Fear of Big Sikkim

The perceived dangers of a "Greater Sikkim" are discussed by Mohan Ram in a recent article in the New Delhi Pioneer, excerpted here, whose starting point is the constitutional recognition given to the Nepali language in India.

Sikkim's new status, as a linguistic state of Nepalis, gives a new edge to the hitherto nebulous demand for a "Greater Sikkim" encompassing the adjacent Nepali-speaking tracts of the former kingdom which became a part of India under controversial circumstances.

Eyebrows were raised at the Foreign Correspondents Club of South Asia in New Delhi late in May when Bhutan´s Foreign Minister, Lynpo Dawa Tshering, said in answer to a question that the "Greater Nepal" demand of a Nepal extending to the Nepali-speaking tracts in India (Sikkim Dooars, Kalimpong and Darjeeling), was a myth with no basis in history. But he hastened to concede that a demandfor "Greater Sikkim" would be a greater threat to Bhutan than the "Greater Nepal" idea.

Lynpo Tshering, during his talks with the Indian Government last May, passed on a four-page pamphlet, "The Voice of the Oppressed People of Bhutan", which amounts to an open call for a Greater Sikkim.

It says: "The Gorkha people of southern Bhutan must unite and fight for our rights. We, the Gorkhas of southern Bhutan, are not only the majority but we also have 17 million brothers and sisters in Nepal and over 10 million living in India. Unless the minority Drukpas, native Bhutanese, come to their rescue and immediately undo the damage and great harm they have done to themselves, there is every possibility that the borders of the Gorkha State of Sikkim and the adjoining districts of Kalimpong and Darjeeling can easily be extended across the whole of southern Bhutan. Then, instead of Bhutanisation of southern Bhutan, we may see the day when the minority is Nepalised by the Gorkhas of southern Bhutan."

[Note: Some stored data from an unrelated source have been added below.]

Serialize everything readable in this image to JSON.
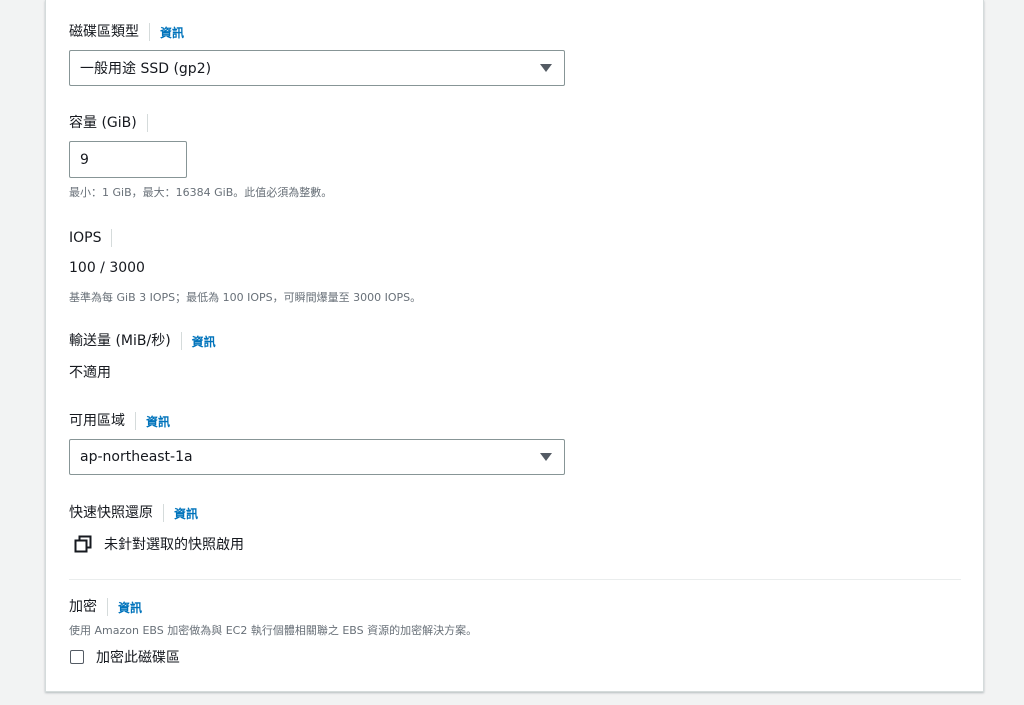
{
  "volume_type": {
    "label": "磁碟區類型",
    "info": "資訊",
    "selected": "一般用途 SSD (gp2)"
  },
  "size": {
    "label": "容量 (GiB)",
    "value": "9",
    "help": "最小：1 GiB，最大：16384 GiB。此值必須為整數。"
  },
  "iops": {
    "label": "IOPS",
    "value": "100 / 3000",
    "help": "基準為每 GiB 3 IOPS；最低為 100 IOPS，可瞬間爆量至 3000 IOPS。"
  },
  "throughput": {
    "label": "輸送量 (MiB/秒)",
    "info": "資訊",
    "value": "不適用"
  },
  "availability_zone": {
    "label": "可用區域",
    "info": "資訊",
    "selected": "ap-northeast-1a"
  },
  "fast_snapshot_restore": {
    "label": "快速快照還原",
    "info": "資訊",
    "status": "未針對選取的快照啟用"
  },
  "encryption": {
    "label": "加密",
    "info": "資訊",
    "description": "使用 Amazon EBS 加密做為與 EC2 執行個體相關聯之 EBS 資源的加密解決方案。",
    "checkbox_label": "加密此磁碟區"
  },
  "colors": {
    "link": "#0073bb",
    "border": "#879596",
    "help_text": "#687078",
    "page_bg": "#f2f3f3"
  }
}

India and Bhutan seem to share the concern over the implications of a Greater Sikkim demand. The implications of such a demand was discussed at a high-level conference called by the Union Home Ministry in 1992, because a Greater Sikkim, though no challenge to India´s sovereignty like the Greater Nepal demand, had implications for the security of the Northeast.

On the surface, the Greater Sikkim demand amounts to a rational reorganisation of the states to conform to the linguistic principle. If Sikkimis accepted as a Nepali-majority, Nepali-speaking state with Nepali as its official language, there is no logic in denying merging the adjacent Nepali areas (immediately, Kalimpong and Darjeeling and the Dooars) into a single Nepali entity.

Thus far, the political competition between the Sikkim Chief Minister Narbahadur Bhandari and the Gurkha National Front leader Subhash Gheising, who began a demand for statehood for Darjeeling region and settled for much less within the confines of West Bengal, has relegated the Greater Sikkim demand to the background.

But if the demand picks up in Bhutan and gains momentum in India, and in the unlikely event of the rivals, Bhandari and Gheising, finding a common wave-length, both New Delhi and Thimphu would have to respond with some seriousness to the challenge.

Bhutan's concern is more fundamental. A Greater Sikkim is a more immediate possibility than a Greater Nepal. Both mean a threat of Nepali pressure on Bhutan´s southern border in the form of a renewed influx and a Nepali bid for political power in Bhutan on the lines of the unobstructed takeover in Sikkim.

In New Delhi's thinking, Bhandari and Gheising have to be kept apart at all costs because something more than an enlarged Nepali-language state is implied by the Greater Sikkim state. The real threat is the vital Siliguri corridor close to the China border which is the vital link between the Indo-Gangetic plains and the Northeast.